Town ponders street plans

Tuesday is deadline for residents' response to renovation proposals

`Into competition hopper'

July 19, 2000|By Sheridan Lyons | Sheridan Lyons,SUN STAFF

Union Bridge residents have until Tuesday to send comments to town officials on a revised proposal to renovate and revitalize Main Street.

The turnout for a presentation Monday night at the Community Center disappointed some of the representatives from the town of Union Bridge, its Main Street Revitalization Committee, the State Highway Administration, and the consulting planning and engineering firm, Whitney Bailey Cox Magnani LLP of Baltimore.

Those at the presentation outlined plans for new sidewalks, signs, streetlights, crosswalks, improved parking and a new town square. The original plan was modified after residents made comments at a similar meeting in April.

"We had very good feedback from the town at the last meeting," said David C. Powlen, a landscape architect for the consulting firm.

The proposed changes include a deceleration lane for traffic into the Lehigh Cement Co. plant, four crosswalks, an entrance sign at Route 75 into town, staggered street lights in the residential zone, two possible parking lots and striping to increase the number of spaces, Powlen said.

Activists predict that a beautified town will lure merchants back to Main Street, where former storefronts are apartments. Joan McKee, the Main Street Revitalization Committee chairwoman, said a new business association is planned.

The consultants will submit a final report next month, said Deepa Srinivasan, director of planning for the firm.

Mayor Perry L. Jones Jr. said the final proposal probably would not be on the Town Council agenda before its September meeting.

If approved, the town would "move into the competition hopper" - up against dozens of others around the state for engineering money, said Dennis L. German, assistant chief of SHA's Design Division. About 120 communities in Maryland are in various stages of SHA's Main Street revitalization program: many at the beginning; 40 at the concept-development stage with Union Bridge; 22 completed; 14 under construction.

Union Bridge "has a leg up in the competition" for Community Development funds used to implement the program, German said.

"One thing they look at is the historical character of the community," German said.

The hard part is moving from planning to engineering, he said.

"The key is that it is acceptable to the community and it is buildable," German said. "Hopefully, we will have a consensus of your leadership and your community.
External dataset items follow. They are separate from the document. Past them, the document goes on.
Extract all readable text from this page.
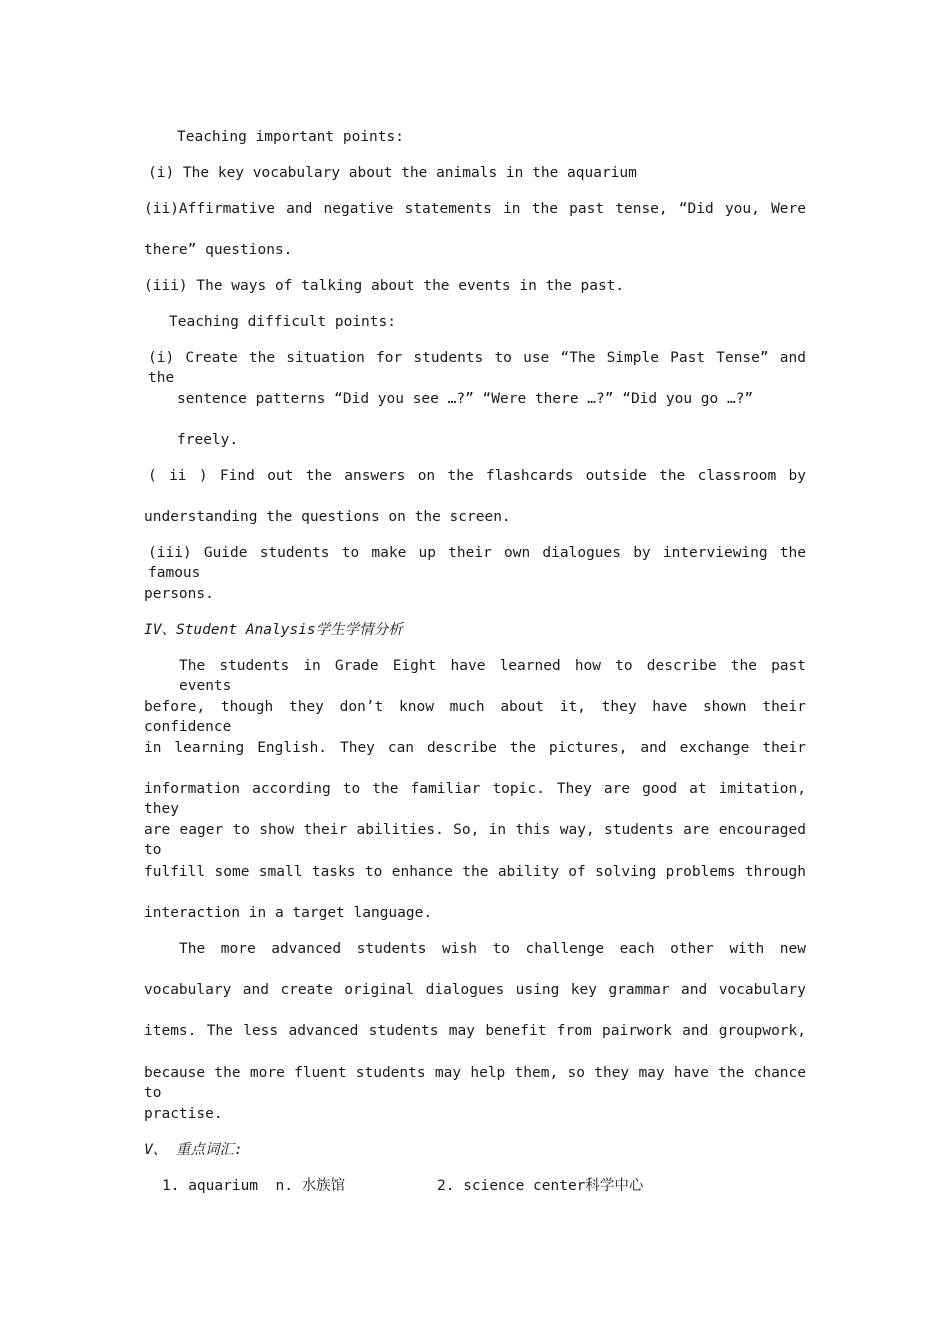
Teaching important points:
(i) The key vocabulary about the animals in the aquarium
(ii)Affirmative and negative statements in the past tense, “Did you, Were
there” questions.
(iii) The ways of talking about the events in the past.
Teaching difficult points:
(i) Create the situation for students to use “The Simple Past Tense” and the
sentence patterns “Did you see …?” “Were there …?” “Did you go …?”
freely.
( ii ) Find out the answers on the flashcards outside the classroom by
understanding the questions on the screen.
(iii) Guide students to make up their own dialogues by interviewing the famous
persons.
IV、Student Analysis学生学情分析
The students in Grade Eight have learned how to describe the past events
before, though they don’t know much about it, they have shown their confidence
in learning English. They can describe the pictures, and exchange their
information according to the familiar topic. They are good at imitation, they
are eager to show their abilities. So, in this way, students are encouraged to
fulfill some small tasks to enhance the ability of solving problems through
interaction in a target language.
The more advanced students wish to challenge each other with new
vocabulary and create original dialogues using key grammar and vocabulary
items. The less advanced students may benefit from pairwork and groupwork,
because the more fluent students may help them, so they may have the chance to
practise.
V、 重点词汇:
1. aquarium  n. 水族馆	2. science center科学中心
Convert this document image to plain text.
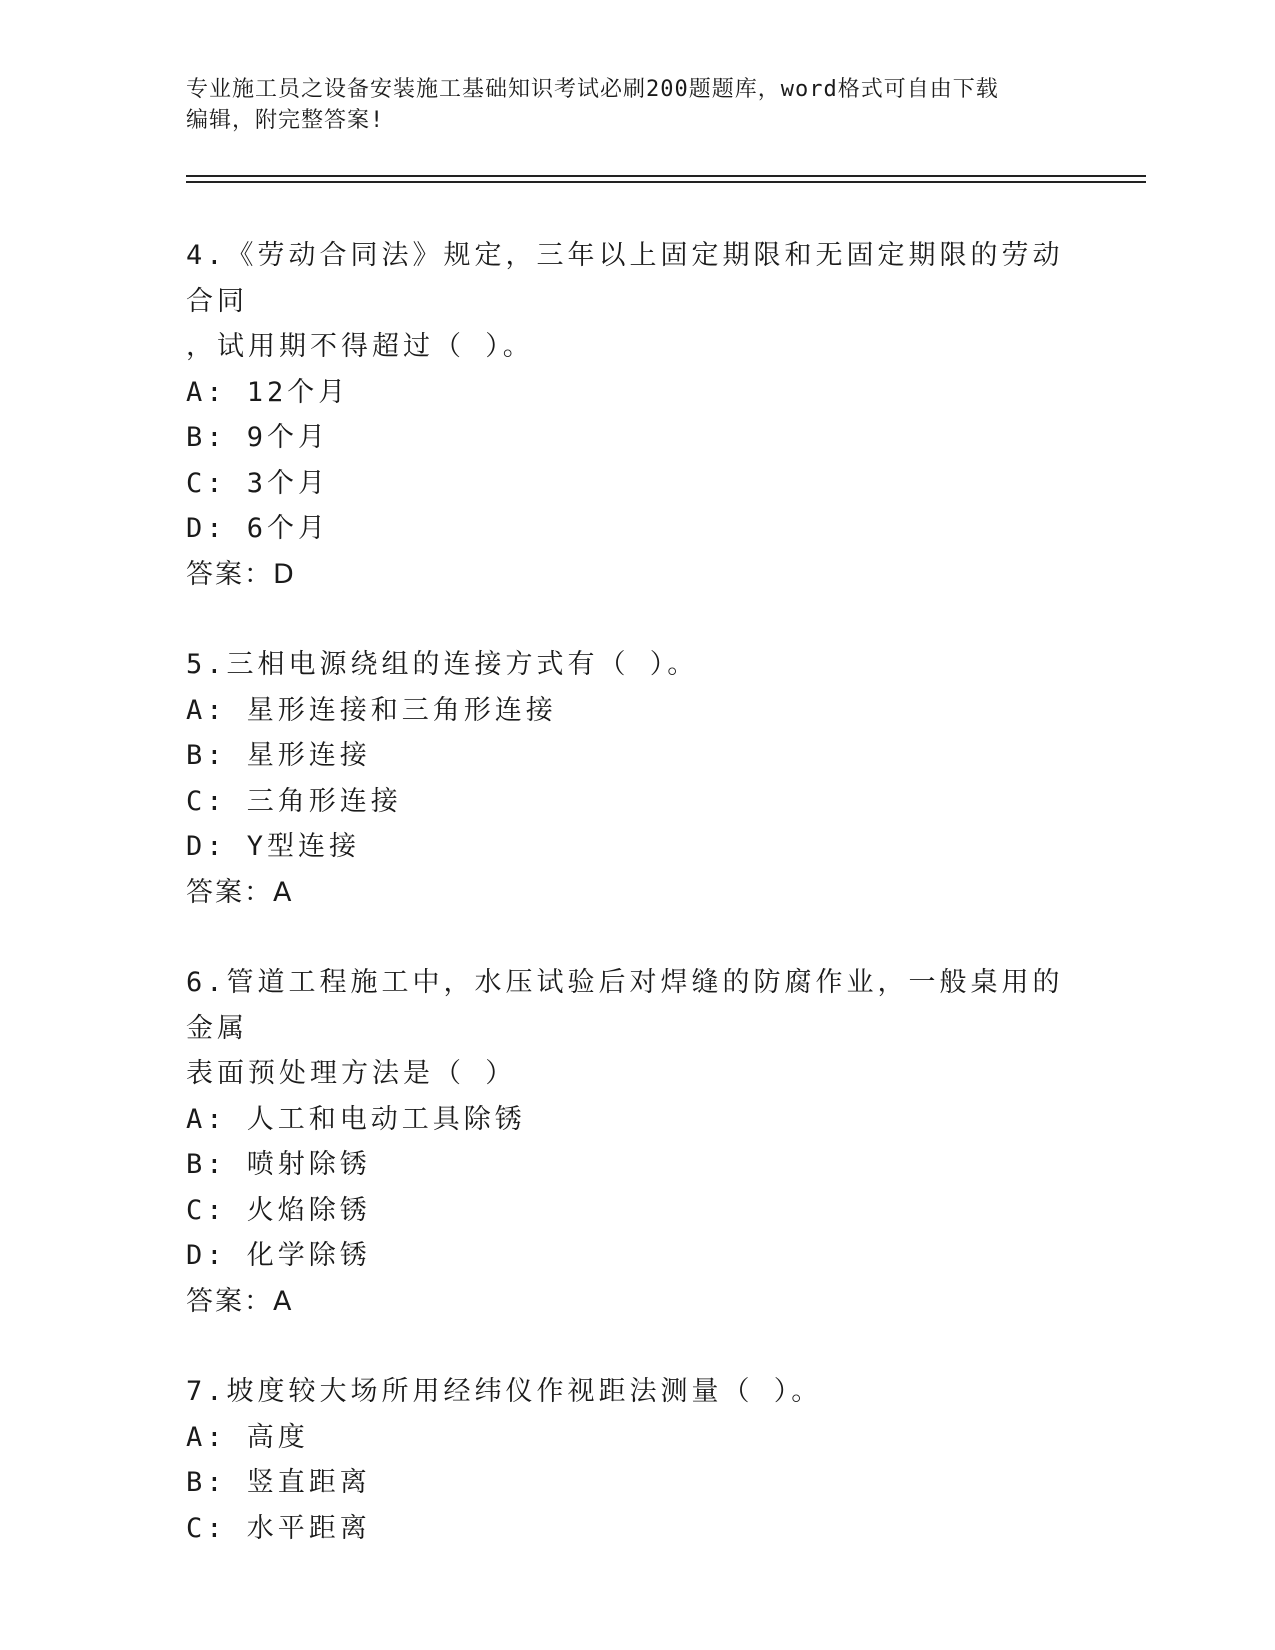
专业施工员之设备安装施工基础知识考试必刷200题题库，word格式可自由下载
编辑，附完整答案!
4.《劳动合同法》规定，三年以上固定期限和无固定期限的劳动合同
，试用期不得超过（ ）。
A: 12个月
B: 9个月
C: 3个月
D: 6个月
答案：D
5.三相电源绕组的连接方式有（ ）。
A: 星形连接和三角形连接
B: 星形连接
C: 三角形连接
D: Y型连接
答案：A
6.管道工程施工中，水压试验后对焊缝的防腐作业，一般桌用的金属
表面预处理方法是（ ）
A: 人工和电动工具除锈
B: 喷射除锈
C: 火焰除锈
D: 化学除锈
答案：A
7.坡度较大场所用经纬仪作视距法测量（ ）。
A: 高度
B: 竖直距离
C: 水平距离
That's the heart of it. There has not been one project funded for engineering that has not been funded for construction.""The key is having a community that wants it done," said Robert L. Fisher, SHA's District 7 engineer. Residents would have to give right-of-way agreements for new sidewalks, he said.

If all of the proposed improvements in Union Bridge were made, the cost would be roughly $750,000. The town would have to foot the bill for items not covered under the program, such as benches, trash cans and street lights.

But before the beautification, the town must place a new 8-inch water line and construct two 300,000 gallon water tanks, projects totaling about $2 million for which the money from loans and grants has been secured, said Jones and James L. Schumacher, the town's hired consultant. The projects are ready for an engineering bid and are expected to be completed by next year.

"That's a natural resource we have that I feel will be of value in attracting new businesses to Main Street. We have a lot of water under the ground," Schumacher said. "You can't expect new businesses to come in and then start tearing up the street."

"We definitely want to get our water lines down Main Street first," said Jones, who has been working on Main Street improvements since 1991. A project unrelated to the Main Street development - and in the works longer - is a new Shepherd's Mill Road that is expected to reduce truck traffic on Main Street from 250 to 275 a day to 50 or 60 a day.

"People won't feel as much danger trying to cross the street," Jones said. "If you get your small shops back on the street, I think the people will come.

"We're not going to get a big shopping center - it's only 10 or 15 minutes to Westminster," he said. "We need small novelty shops, near little restaurants."